Su mañana está organizada al milímetro. Después del zumo, se lava los dientes, se viste de deporte y entre las 7 y las 8 de la mañana ya está entrenando.

Tres días a la semana hace pesas y ejercicio cardiovascular y otros dos los reserva para el yoga, una combinación con la que mantiene su figura y, sobre todo, su cabeza en orden.

Solo después llega el momento de desayunar con sus hijos, llevarlos al colegio y continuar la jornada en la oficina.

Lejos del tópico de la frivolidad asociada al mundo de la moda, Mar se define como una mujer muy organizada y metódica, obsesionada con cuidarse al cien por cien.

Sabe que su trabajo le exige mantener una buena imagen durante años y que eso solo se consigue con disciplina y constancia.

Esa misma filosofía la aplica a la mesa: no le gusta comer fuera porque, cuenta, en casa sigue una rutina muy clara de alimentación basada en proteínas, verduras e hidratos de carbono medidos: "Suelo hacer cinco ingestas al día".

Si el día se lo permite, se concede una siesta, un pequeño respiro que compensa algo la falta de sueño nocturno.

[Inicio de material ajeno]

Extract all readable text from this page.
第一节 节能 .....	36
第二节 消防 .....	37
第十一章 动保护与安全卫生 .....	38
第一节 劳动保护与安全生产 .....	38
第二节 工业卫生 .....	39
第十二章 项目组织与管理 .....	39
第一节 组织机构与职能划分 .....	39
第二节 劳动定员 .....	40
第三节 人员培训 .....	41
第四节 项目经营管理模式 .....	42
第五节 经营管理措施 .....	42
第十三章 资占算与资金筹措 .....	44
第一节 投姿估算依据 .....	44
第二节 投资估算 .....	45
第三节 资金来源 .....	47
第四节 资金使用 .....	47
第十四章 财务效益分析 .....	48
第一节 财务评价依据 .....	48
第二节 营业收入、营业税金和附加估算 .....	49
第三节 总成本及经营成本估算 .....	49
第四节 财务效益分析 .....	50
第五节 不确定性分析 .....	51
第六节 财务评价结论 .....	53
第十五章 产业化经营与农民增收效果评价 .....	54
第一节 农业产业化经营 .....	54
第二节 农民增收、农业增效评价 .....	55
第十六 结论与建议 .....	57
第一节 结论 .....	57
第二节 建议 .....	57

Si no hay tregua, continúa trabajando hasta la hora de recoger a los niños del colegio. Una vez a la semana se permite un capricho con ellos: merendar tortitas; el resto de los días, la merienda suele ser tan simple y saludable como una pieza de fruta.

Las noches también siguen un guion: "Cenamos ya duchados, sobre las 20.30, tres platos. Dos platos y una ensalada o verdura. Comemos bastante bien y no hay postre. A veces un yogur", señaló sobre sus cenas

Todo está pensado para comer "bastante bien" y no romper el equilibrio que tanto le cuesta mantener.